Who decides what the prioritization various areas have? Our reps? TRONT? Kaitiaki Runaka?

The rock art has been given to us by our tuupuna to help us reconnect, in this time... it could bring us together.

feddabonn said...

off on a tangent (as i usually am), but your post made me wonder whether it was a good idea to compensate for land with money. *not that i have any other solution up my sleeve...just thinking out loud. it sometimes seems to me that our dependence on money as an acceptable exchange for an increasing number of things is a big problem. but then, what are the alternatives, eh?

Anonymous said...

Land without $ is a recipe for bankruptcy. One of the challenges for Maori is to balance the desire for land ownership with the reality that it costs to own land unless the land is able to generate economic returns. And usually the land that has spiritual associations does not have economic potential or if it does we don't want to use it that way.

The simple truth is that the Ngai Tahu settlement was about .003 cents in the dollar so the tribe was never going to be able to satisfy the desire to own and manage lands as well as to grow the putea and pay for distributions and language programs.

Anonymous said...

I this discussion has come eventually come to the point and that is that I am not sure we value Rock Art. To me it is one of the most valuable things we have as it links us to the past and keeps alive our heritage. What is the value of that -priceless. What is it worth on a commercial scale? Who cares. We don't need to get sucked in the debate. It can't be replaced.

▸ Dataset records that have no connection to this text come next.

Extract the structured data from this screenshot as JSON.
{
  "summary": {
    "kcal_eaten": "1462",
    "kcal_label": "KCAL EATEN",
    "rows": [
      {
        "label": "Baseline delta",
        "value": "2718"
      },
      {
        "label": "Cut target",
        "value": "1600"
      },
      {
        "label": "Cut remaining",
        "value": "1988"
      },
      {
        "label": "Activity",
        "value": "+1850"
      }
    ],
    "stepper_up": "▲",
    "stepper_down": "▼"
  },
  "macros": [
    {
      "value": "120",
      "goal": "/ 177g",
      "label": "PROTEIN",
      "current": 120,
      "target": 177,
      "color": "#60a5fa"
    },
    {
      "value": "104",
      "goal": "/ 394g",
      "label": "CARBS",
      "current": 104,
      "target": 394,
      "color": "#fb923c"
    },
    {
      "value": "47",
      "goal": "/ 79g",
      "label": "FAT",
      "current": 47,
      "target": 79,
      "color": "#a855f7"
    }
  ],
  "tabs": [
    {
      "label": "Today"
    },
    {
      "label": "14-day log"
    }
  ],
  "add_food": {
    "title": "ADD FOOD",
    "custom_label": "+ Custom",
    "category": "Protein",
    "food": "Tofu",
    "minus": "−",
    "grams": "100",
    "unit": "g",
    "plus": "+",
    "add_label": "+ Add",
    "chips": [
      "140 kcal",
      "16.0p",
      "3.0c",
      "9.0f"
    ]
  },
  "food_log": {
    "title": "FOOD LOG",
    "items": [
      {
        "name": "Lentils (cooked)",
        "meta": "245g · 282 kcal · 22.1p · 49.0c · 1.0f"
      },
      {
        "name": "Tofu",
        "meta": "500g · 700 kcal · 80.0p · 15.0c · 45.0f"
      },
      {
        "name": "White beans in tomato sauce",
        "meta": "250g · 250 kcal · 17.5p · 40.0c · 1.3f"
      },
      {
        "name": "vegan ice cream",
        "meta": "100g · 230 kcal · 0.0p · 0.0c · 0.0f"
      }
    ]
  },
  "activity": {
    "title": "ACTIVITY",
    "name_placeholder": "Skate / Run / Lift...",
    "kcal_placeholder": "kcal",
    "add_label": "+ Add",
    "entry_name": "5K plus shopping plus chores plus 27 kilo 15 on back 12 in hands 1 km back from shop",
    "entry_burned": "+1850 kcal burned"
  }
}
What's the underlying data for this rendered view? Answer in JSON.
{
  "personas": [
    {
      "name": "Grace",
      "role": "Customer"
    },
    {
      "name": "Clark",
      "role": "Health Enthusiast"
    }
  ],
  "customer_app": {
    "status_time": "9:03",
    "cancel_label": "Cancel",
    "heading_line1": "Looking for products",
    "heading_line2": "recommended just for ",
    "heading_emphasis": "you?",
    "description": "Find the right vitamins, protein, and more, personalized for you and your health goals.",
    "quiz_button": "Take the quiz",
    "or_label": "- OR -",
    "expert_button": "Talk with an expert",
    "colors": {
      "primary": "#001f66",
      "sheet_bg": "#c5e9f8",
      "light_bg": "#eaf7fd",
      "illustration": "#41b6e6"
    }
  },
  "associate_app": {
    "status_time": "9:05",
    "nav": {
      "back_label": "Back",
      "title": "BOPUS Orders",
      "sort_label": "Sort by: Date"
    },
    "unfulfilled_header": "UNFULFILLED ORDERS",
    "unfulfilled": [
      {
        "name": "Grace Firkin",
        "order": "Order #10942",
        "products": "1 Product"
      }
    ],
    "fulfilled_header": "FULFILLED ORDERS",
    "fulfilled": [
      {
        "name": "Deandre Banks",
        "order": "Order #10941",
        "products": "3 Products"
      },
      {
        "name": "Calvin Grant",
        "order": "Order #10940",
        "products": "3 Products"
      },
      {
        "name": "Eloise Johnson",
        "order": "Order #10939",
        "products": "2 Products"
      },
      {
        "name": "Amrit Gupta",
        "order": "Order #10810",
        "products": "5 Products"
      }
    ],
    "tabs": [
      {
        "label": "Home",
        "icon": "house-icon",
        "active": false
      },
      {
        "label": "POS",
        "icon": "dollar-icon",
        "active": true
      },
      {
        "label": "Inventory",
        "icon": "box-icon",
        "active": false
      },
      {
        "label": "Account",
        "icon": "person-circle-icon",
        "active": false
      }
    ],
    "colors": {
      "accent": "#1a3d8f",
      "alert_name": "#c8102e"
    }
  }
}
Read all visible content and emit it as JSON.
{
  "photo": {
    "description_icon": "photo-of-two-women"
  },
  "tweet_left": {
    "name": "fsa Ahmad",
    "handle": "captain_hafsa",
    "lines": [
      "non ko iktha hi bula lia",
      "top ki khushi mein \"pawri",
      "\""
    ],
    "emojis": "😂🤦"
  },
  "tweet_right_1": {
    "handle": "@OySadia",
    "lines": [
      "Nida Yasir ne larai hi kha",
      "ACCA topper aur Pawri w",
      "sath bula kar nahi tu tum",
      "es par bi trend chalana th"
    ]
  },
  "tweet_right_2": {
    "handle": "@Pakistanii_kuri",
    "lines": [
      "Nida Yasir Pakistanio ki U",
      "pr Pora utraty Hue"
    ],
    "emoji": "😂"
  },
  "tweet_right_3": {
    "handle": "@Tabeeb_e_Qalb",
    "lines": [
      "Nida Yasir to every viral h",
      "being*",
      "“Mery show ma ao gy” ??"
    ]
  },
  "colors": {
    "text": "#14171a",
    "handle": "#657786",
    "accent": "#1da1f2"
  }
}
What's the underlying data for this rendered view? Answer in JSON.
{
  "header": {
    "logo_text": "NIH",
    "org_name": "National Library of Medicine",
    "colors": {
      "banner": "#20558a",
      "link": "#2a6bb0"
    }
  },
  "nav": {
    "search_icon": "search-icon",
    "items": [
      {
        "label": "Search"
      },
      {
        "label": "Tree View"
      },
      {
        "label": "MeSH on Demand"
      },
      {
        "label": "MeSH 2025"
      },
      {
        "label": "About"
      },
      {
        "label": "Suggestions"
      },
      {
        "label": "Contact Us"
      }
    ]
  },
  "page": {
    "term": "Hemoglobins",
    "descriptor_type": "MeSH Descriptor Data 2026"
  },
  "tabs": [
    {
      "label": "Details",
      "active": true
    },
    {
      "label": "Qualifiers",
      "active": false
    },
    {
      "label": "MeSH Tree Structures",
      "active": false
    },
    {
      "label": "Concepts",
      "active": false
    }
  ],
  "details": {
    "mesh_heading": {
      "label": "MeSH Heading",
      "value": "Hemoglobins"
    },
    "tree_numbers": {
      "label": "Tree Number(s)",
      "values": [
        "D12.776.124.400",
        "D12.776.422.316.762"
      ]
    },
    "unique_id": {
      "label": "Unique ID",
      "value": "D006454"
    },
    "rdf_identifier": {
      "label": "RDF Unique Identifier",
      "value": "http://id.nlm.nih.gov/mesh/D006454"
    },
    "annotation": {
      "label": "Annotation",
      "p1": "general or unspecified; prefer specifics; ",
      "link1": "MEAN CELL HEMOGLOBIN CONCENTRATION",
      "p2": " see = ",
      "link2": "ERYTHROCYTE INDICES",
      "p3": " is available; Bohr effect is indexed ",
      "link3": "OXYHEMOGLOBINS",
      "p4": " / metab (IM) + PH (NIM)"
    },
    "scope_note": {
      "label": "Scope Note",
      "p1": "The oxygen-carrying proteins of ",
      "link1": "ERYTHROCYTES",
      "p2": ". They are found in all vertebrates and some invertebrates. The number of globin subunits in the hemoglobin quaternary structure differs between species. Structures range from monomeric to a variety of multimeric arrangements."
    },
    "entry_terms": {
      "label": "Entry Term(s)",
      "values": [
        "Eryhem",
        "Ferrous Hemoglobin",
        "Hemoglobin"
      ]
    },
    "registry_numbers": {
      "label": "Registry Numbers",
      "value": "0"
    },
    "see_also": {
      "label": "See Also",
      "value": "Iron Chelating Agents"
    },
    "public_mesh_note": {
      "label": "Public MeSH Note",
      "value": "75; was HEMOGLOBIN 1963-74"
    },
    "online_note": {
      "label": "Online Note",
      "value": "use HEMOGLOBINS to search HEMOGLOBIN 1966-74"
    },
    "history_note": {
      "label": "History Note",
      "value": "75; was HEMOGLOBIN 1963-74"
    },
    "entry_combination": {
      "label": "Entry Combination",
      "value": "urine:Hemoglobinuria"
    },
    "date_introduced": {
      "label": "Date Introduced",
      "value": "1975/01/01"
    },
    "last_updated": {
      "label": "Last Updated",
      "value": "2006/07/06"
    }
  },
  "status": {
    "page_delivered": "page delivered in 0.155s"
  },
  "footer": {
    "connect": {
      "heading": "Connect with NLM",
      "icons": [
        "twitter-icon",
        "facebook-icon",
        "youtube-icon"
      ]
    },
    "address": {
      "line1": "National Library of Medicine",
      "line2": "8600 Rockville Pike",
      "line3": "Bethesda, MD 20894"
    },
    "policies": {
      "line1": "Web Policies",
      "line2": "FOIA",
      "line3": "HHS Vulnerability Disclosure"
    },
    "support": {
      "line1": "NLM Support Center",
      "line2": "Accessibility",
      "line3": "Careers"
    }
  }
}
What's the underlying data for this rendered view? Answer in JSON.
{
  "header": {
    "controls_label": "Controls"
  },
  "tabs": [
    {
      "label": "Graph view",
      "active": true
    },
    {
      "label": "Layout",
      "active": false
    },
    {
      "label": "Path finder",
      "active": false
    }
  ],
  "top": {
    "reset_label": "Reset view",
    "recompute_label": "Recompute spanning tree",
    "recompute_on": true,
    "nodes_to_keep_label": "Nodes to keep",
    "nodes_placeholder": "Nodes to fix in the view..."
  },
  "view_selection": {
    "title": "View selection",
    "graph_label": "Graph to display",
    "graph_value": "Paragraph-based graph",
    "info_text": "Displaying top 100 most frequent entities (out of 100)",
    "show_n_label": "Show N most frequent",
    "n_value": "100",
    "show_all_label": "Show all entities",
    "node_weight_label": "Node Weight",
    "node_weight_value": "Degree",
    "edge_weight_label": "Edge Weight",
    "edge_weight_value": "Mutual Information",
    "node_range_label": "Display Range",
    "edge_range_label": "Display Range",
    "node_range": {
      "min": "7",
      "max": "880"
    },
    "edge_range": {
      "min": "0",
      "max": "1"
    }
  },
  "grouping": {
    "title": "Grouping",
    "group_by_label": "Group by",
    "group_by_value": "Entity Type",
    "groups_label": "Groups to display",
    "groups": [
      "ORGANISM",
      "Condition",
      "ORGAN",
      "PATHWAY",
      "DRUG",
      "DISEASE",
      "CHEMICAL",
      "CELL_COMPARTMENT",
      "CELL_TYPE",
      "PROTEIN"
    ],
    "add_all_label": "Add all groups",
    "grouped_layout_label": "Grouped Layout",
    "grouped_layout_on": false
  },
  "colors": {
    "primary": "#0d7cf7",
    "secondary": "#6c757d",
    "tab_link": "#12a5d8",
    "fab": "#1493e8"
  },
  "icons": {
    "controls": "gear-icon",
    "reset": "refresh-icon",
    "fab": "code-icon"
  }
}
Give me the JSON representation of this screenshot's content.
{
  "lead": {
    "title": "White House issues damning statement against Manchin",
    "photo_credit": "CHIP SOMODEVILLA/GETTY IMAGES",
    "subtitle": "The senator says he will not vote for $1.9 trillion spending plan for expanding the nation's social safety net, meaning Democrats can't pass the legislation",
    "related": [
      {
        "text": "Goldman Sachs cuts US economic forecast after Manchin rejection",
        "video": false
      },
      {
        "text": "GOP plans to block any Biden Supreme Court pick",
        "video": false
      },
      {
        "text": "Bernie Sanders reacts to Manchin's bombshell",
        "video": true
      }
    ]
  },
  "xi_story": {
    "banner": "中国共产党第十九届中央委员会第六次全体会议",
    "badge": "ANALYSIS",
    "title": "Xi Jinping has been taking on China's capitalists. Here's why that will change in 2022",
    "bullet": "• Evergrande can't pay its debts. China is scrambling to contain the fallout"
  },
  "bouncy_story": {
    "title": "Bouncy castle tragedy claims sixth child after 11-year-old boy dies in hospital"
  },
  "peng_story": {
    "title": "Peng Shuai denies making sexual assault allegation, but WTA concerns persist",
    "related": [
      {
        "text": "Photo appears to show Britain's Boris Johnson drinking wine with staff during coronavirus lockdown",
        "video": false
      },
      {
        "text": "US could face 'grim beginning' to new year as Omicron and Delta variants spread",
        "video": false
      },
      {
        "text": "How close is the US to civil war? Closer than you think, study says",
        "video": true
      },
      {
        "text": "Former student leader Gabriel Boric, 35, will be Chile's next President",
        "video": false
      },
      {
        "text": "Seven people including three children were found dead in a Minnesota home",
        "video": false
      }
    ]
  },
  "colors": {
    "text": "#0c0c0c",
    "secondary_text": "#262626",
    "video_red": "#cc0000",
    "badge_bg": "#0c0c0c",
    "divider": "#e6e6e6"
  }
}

We must remember we have really struggled to emerge from our difficult past and this along with the language is critical. It not only tells us about our past, the care and management of Rock Art also indicates our future. Lets not squander this opportunity.

Why must it always be TRONT expected to fix up the issue? Is it because we only see the solution in dollars and cents? The value is non financial and the role of kaitiaki rests with the papatipu runanga. That is part of their role and that is both the problem and the solution.

Marty Mars said...

The rock art is protected by kaitiaki runaka but it is for all Ngai Tahu - like the language. There are rock art sites being shat on now, today, and who is doing something about it?

It is not the money - these sacred rock art sites are NOT coming back. Once gone they are lost.

This needs have some focus and serious activity. If Ngai Tahu can't protect these sites then Ngai Tahu should say so. And TRONT are the body, with all the money, to say it.

These sacred taonga are the heritage of ALL Ngai Tahu, not just the papatipu runaka IMO.

Marty Mars said...

True feddabonn good question - what are the alternatives. That is why it seems so topsy turvey to me. That the people that took the land decide what to give back - how about the lot mate, and then maori will give you back what you need. Sure give the money but the money is an illusion. Money is simply a medium of exchange. Many good programs have started and use money - that is good. But the important things are beyond monetary value. Money has no meaning where these taonga are concerned. Our sacred rock art is one of those taonga.

Anonymous said...

Good news that the Rock Art is getting some resources. Rubbish obviously you have been fooled again. Waitahas’ challenge in respect of Holcium was to protect the Waitaha historical rock art at Te Ana a Raki ki të ka herehere that Tahu wanted destroyed. This is only a screen to have the Minister of Maori Affairs attention diverted.

Marty Mars said...

Kia ora anon - appreciate your comments. I was being sarcastic or ironic - not sure, but one of the two.